Working around pyopencl array offset limitation

483 views Asked by At

Is there a way to work around the limitation in PyOpenCL whereby:

array.data

fails with

pyopencl.array.ArrayHasOffsetError: The operation you are attempting does not yet support arrays that start at an offset from the beginning of their buffer.

I tried:

a.base_data[a.offset: a.offset + a.nbytes]

This seems to work sometimes, but other times I get:

pyopencl.LogicError: clCreateSubBuffer failed: invalid value

2

There are 2 answers

2
Pavan Yalamanchili On

clcreateSubBuffer needs to have the offset (or in this case it is called the origin) that is aligned, and the size + origin to fall within the limits of the buffer.

CL_INVALID_VALUE is returned in errcode_ret if the region specified by (origin, size) is out of bounds in buffer.

CL_MISALIGNED_SUB_BUFFER_OFFSET is returned in errcode_ret if there are no devices in context associated with buffer for which the origin value is aligned to the CL_DEVICE_MEM_BASE_ADDR_ALIGN value.
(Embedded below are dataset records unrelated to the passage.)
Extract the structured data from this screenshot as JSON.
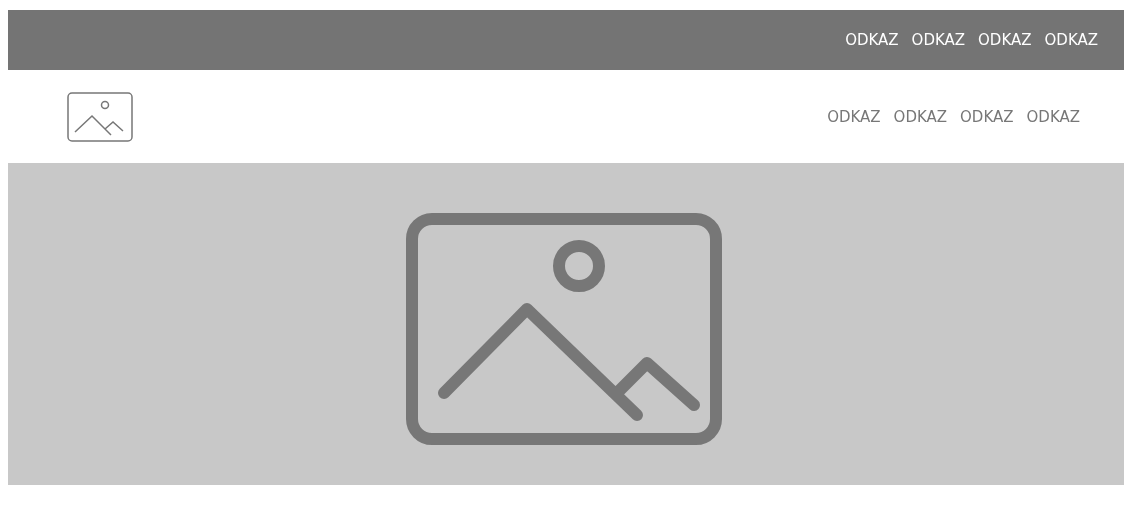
{
  "top_bar": {
    "links": [
      "ODKAZ",
      "ODKAZ",
      "ODKAZ",
      "ODKAZ"
    ]
  },
  "header": {
    "links": [
      "ODKAZ",
      "ODKAZ",
      "ODKAZ",
      "ODKAZ"
    ]
  },
  "hero": {
    "kind": "image-placeholder"
  }
}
For the particular error you are seeing it looks like either your program or pyopencl is miscalculating the size of the array after the offset. Even if you fixed this you may still have problems if the original offset is not aligned to CL_DEVICE_MEM_BASE_ADDR_ALIGN.
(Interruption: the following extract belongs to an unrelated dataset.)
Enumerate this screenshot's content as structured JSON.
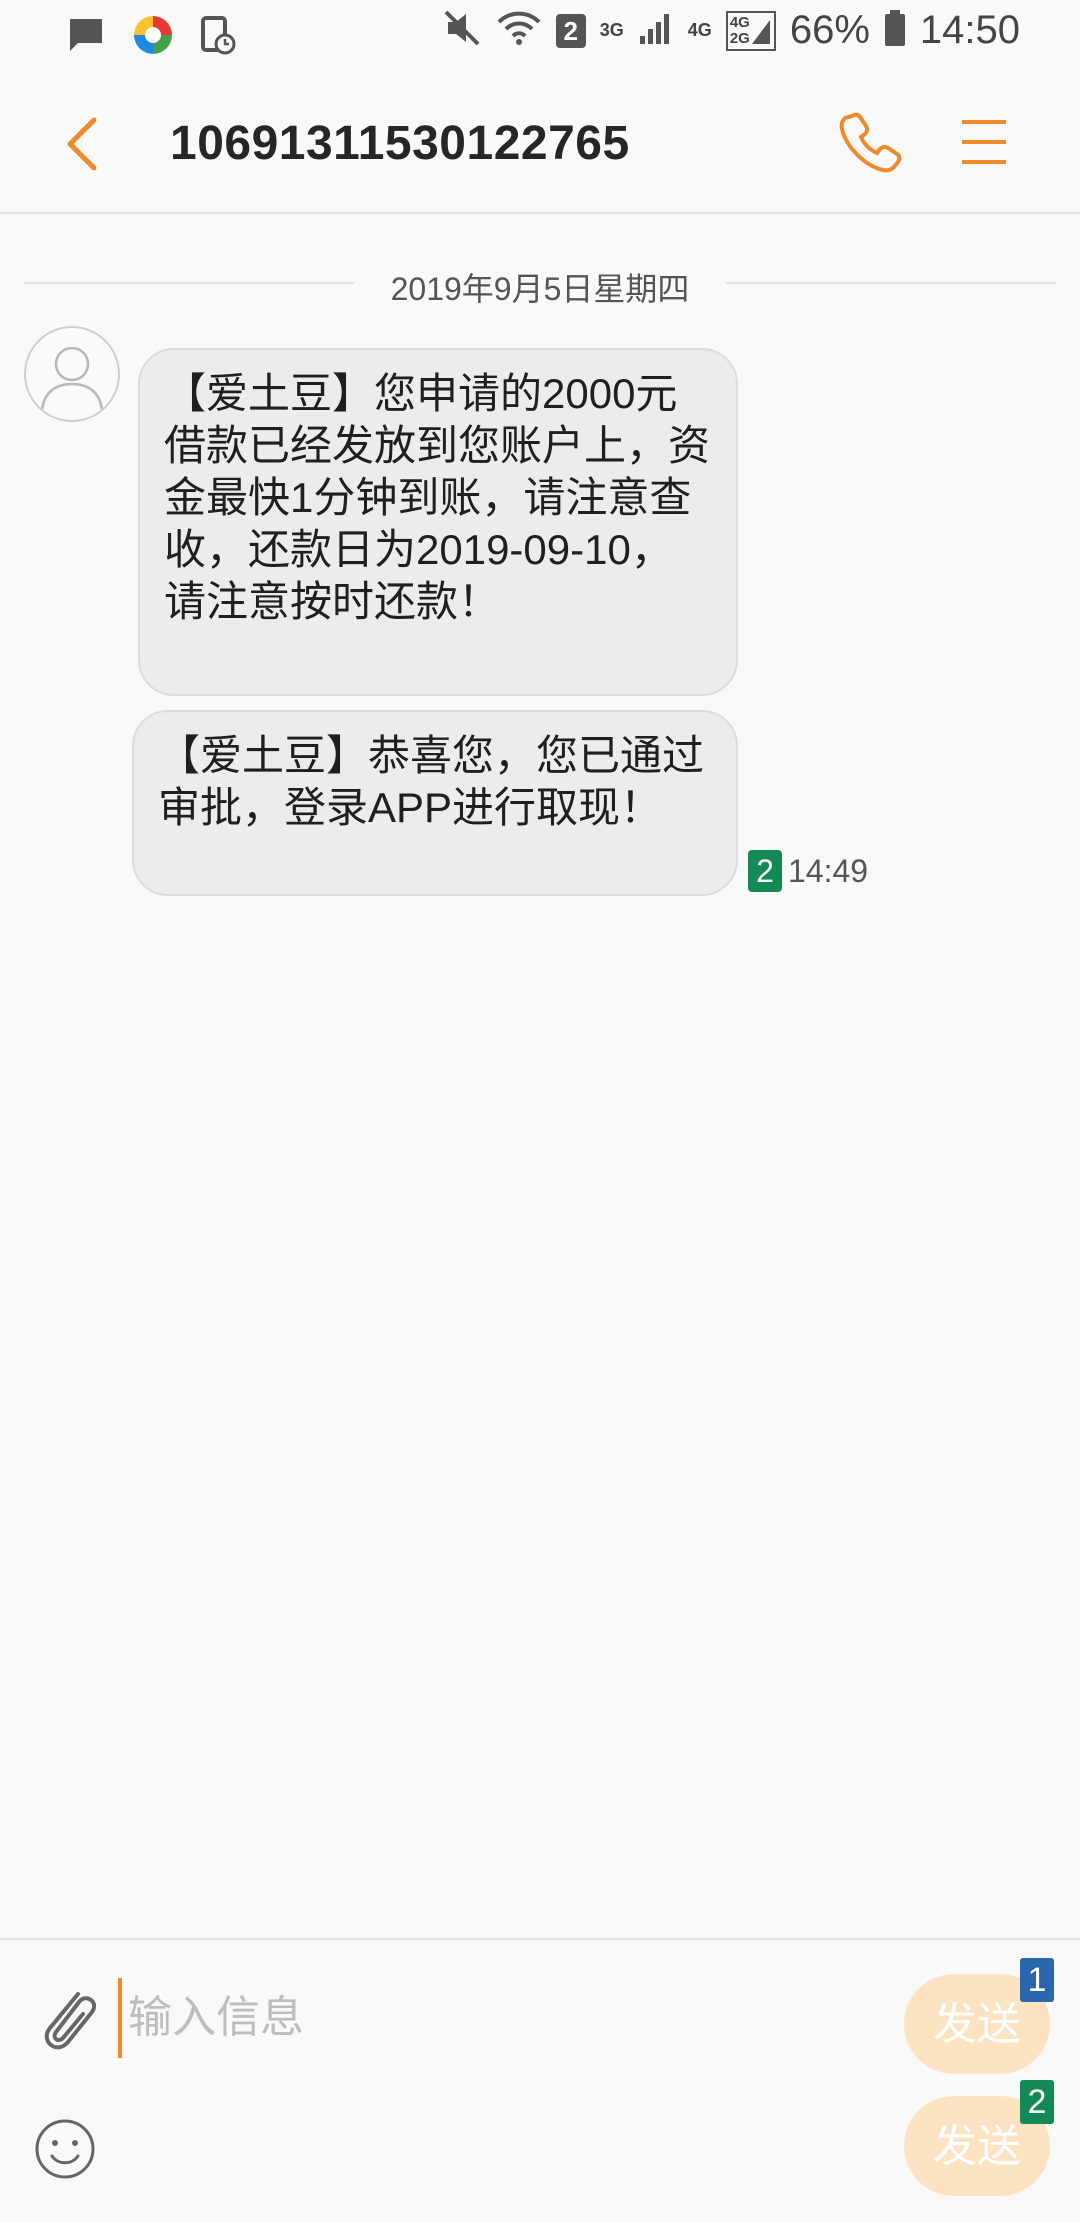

Having said that NVIDIA seems to break from spec and allow arbitrary offsets. So your mileage may vary depending on the hardware.

3
hunse On

If you're just looking to get a buffer that marks the start of the array data, to pass to a kernel, you don't have to worry about the size. Here's a function that gets a size-1 buffer that points to the start of the offset data:

def data_ptr(array):
    if array.offset:
        return array.base_data.get_sub_region(array.offset, 1)
    else:
        return array.data

You can use this to pass to a kernel, if you need a pointer to the start of the offset data. Here's an example, where I want to set a sub-region clV of array clA to the value 3. I use data_ptr to get a pointer to the start of clV's data.

import numpy as np
import pyopencl as cl
import pyopencl.array
ctx = cl.create_some_context()
queue = cl.CommandQueue(ctx)

m, n = 5, 5
A = np.random.uniform(size=(m, n)).astype(np.float32)
clA = cl.array.Array(queue, A.shape, A.dtype)
clA.set(A)

clV = clA[1::2, 1::2]

def data(array):
    if array.offset:
        return array.base_data.get_sub_region(array.offset, 1)
    else:
        return array.data

source = """
__kernel void fn(long si, long sj, __global float *Y)
{
    const int i = get_global_id(0);
    const int j = get_global_id(1);
    Y[i*si + j*sj] = 3;
}
"""
kernel = cl.Program(ctx, source).build().fn
gsize = clV.shape
lsize = None

estrides = np.array(clV.strides) / clV.dtype.itemsize
kernel(queue, gsize, lsize, estrides[0], estrides[1], data_ptr(clV))

print(clA.get())